IATA said the moderation largely reflected disruptions to airline operations arising from the Middle East conflict.

Similarly, Industry‑wide RPKs totaled 754 billion for the month, and on a seasonally adjusted basis, global passenger traffic was only 1.3% higher than in March 2025 and declined by 4.7% compared with February 2026.

Industry‑wide capacity, measured in Available Seat Kilometers (ASKs), also fell by 1.7% YoY in March. With demand still expanding, the industry PLF rose by 3.1 percentage points to 83.6%, marking the highest March PLF on record.

Domestic growth improved while Middle East conflict hits international traffic.

International passenger traffic declined marginally by 0.6% YoY in March, compared with growth of 6.2% in February. Capacity on international routes fell by 6.2% YoY.

With capacity contracting more than demand, the international PLF rose by 4.7 percentage points to 84.1%, marking the highest March PLF on record for the international segment.

By contrast, domestic passenger traffic grew by 6.5% YoY in March, slightly faster than the 6.1% increase in February.

Domestic capacity rose at a more moderate pace of 5.6% YoY, pushing the domestic PLF up by 0.7 percentage points to 83.0%. With international traffic contracting, the domestic segment was the sole contributor to global passenger traffic growth in March.

“Demand for air travel continued to grow in March despite disruptions in the Middle East.

The nearly 61% decline in international traffic by carriers in the Middle East did, however, restrain global growth to 2.1%. Outside of the Middle East demand grew by 8%,” said Willie Walsh, IATA’s Director General.

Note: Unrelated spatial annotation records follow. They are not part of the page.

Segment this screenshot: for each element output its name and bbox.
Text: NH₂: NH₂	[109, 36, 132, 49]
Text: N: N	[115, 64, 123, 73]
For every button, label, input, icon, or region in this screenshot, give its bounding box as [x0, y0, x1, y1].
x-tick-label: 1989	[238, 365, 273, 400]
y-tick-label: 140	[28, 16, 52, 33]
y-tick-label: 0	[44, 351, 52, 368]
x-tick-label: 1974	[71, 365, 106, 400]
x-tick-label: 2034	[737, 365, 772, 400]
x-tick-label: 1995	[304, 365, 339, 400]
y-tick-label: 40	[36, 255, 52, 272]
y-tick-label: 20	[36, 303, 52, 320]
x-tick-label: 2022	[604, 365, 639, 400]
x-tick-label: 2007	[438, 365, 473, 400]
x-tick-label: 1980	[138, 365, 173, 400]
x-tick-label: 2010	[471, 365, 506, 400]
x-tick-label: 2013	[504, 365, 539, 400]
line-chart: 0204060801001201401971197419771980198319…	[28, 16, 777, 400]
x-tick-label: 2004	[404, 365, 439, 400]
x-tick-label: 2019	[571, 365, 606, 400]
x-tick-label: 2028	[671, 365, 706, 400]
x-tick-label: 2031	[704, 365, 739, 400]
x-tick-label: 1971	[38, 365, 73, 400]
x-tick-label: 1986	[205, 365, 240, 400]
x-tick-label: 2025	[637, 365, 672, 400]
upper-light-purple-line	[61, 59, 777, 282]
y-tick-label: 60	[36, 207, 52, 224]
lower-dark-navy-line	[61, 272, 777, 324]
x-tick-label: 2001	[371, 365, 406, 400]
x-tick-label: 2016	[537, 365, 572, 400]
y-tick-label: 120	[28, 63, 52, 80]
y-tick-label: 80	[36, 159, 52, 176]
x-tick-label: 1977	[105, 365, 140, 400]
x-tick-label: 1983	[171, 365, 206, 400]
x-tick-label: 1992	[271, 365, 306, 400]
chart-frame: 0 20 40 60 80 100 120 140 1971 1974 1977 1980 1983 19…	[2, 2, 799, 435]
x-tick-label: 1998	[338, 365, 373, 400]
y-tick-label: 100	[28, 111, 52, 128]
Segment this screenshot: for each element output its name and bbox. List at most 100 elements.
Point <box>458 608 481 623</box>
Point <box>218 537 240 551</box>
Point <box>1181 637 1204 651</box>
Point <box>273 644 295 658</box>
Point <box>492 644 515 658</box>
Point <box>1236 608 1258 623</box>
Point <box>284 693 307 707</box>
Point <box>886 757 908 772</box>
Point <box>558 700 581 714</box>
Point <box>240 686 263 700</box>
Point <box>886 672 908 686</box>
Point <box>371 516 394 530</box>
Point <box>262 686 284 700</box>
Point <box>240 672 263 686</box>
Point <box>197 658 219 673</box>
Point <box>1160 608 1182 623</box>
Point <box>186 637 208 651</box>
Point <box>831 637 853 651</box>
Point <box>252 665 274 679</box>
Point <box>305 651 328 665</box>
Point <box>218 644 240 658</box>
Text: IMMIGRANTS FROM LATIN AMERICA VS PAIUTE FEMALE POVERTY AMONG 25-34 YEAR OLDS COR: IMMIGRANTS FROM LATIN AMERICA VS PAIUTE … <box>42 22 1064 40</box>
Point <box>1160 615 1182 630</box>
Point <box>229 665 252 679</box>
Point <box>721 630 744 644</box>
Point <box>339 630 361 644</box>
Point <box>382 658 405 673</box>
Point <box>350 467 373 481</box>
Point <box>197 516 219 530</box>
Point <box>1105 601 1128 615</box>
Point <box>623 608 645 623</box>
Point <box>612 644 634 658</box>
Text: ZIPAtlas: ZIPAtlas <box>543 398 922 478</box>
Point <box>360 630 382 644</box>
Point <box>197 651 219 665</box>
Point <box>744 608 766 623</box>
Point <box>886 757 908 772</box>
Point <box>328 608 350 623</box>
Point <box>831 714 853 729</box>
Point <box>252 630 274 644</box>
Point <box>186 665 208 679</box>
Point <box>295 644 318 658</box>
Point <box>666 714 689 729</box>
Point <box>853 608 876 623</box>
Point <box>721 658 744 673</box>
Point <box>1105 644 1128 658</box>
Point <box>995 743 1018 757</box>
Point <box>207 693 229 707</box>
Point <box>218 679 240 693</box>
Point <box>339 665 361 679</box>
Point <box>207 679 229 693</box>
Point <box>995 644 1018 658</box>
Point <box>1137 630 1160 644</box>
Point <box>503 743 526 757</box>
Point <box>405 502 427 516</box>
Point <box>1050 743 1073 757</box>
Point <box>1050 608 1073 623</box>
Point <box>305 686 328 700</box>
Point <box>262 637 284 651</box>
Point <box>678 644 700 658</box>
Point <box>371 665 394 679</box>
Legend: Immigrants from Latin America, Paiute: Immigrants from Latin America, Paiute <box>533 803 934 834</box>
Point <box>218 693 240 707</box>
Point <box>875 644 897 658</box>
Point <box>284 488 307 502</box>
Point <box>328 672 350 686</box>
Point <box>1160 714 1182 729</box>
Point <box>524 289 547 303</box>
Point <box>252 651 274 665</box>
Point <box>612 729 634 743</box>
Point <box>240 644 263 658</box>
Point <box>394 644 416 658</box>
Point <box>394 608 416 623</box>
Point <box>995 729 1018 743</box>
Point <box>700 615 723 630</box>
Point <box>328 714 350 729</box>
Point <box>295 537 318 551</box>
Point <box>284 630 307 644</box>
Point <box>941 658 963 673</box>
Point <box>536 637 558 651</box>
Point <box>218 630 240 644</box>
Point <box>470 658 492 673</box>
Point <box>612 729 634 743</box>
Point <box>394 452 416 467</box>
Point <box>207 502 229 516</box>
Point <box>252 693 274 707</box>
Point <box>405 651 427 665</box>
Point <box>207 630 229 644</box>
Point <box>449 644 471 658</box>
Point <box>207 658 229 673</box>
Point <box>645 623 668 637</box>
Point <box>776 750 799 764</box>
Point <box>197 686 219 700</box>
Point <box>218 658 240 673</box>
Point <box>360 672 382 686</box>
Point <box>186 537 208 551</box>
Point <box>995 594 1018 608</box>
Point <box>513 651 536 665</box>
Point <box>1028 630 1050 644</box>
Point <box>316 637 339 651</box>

“Everybody’s watching what’s happening with jet fuel—both supply and pricing. On the supply side, over the next months we could see shortages in parts of the world with high dependence on supplies from the Gulf, especially Asia and Europe.

And the extraordinarily high cost of jet fuel is increasingly being reflected in ticket prices. While this has not impacted March traffic or forward bookings to date, it remains to be seen at what point high prices could start to shift passenger behavior.

So far, the summer is shaping up to be a normally busy time for travel. That’s positive news, but airline resilience is being tested and stabilizing the supply and price of fuel is crucial.

In the meantime, it’s important for regulators to be prepared to grant airlines some flexibility on slots considering the extraordinary circumstances of airspace capacity restrictions and potential fuel rationing,” said Walsh.